日本獣医師会のホームページに全国の動物病院の基本情報が掲載されています。ホームページがある動物病院にはリンクが貼ってあるので詳細を確認しましょう。
厚生労働省認可の日本動物病院協会(JAHA)では、犬猫を基本にした内科専門医・外科専門医・救急動物病院指定などを独自の高い基準で認定実施しているところもあります。参考にすると良いでしょう。
もし、地元の獣医師会が分からない場合は、市区町村の保険所のホームページでリンクしていることも多いので、そこから探してみてください。また、保健所に直接問い合わせても教えてくれます。
また、何より重要な情報源となるのがペット愛好家からの情報です。お散歩中の愛犬家や地域猫の保護活動をしているボランティアの方など、地域に関する多くの情報を持っています。お散歩中の何気ない挨拶や会話の中で尋ねるようにすると良いでしょう。

夜間・救急対応のための動物病院も探しておこう

かかりつけの動物病院が夜間救急に対応していない場合は、救急動物病院夜間専用動物病院を事前に調べておくと安心です。
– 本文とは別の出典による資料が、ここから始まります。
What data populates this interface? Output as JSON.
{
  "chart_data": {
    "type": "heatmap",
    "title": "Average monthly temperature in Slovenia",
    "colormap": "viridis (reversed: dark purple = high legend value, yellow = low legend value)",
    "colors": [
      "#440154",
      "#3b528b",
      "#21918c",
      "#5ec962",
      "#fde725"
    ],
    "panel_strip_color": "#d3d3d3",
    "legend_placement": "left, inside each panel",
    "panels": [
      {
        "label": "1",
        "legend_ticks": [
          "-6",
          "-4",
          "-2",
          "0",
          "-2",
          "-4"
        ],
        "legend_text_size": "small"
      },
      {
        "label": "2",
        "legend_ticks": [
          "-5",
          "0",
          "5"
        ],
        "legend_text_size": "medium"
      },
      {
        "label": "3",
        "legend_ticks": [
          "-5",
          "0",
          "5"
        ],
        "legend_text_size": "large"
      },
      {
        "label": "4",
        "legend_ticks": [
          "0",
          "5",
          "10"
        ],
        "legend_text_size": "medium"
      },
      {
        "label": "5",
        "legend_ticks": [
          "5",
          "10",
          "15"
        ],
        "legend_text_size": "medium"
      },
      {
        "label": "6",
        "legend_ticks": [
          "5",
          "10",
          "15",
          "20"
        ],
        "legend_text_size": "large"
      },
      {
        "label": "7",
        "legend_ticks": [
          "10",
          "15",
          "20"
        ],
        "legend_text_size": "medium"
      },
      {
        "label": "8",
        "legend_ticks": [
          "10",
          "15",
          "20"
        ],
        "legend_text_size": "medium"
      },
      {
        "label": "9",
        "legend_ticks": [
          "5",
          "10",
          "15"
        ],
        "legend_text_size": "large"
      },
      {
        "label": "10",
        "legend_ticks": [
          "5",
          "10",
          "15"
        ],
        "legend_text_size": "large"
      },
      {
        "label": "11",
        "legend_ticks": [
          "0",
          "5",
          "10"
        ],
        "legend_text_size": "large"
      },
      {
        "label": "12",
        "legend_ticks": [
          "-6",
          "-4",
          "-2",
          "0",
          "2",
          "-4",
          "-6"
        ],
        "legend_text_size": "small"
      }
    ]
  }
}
獣医師会の有志の獣医師で共同運営をしている夜間病院もあります。
また、最近は人間のように、かかりつけの動物病院の獣医師とは別に、他の獣医師に意見を聞くこと、“セカンド・オピニオン”が一般化しつつあります。いつもの動物病院の診断や治療に疑問がある場合は、別の病院でセカンド・オピニオンしてもらうと良いでしょう。

どんな獣医さんが理想的?

獣医師たちは、日々、先輩や仲間の獣医師仲間と情報・技術を交換し、最先端の動物医療を学びながら技術を向上しています。私がそんな獣医師たちに望むのは、病気やケガを負ったペットを診察した際、自分の技術・病院設備で最善の医療行為ができるかできないか、すぐに見極めることができるということです。
誠意ある獣医師ならば、他の動物病院や大学病院の獣医師と連携を取りながら、最も適切な対応を我々飼い主に提案してくれるはずです。自分の権威や利益ではなく、我々が愛するペットのことを第一に考えてくれる獣医師こそが、我々にとって最も望ましい獣医師であり動物病院ではないでしょうか?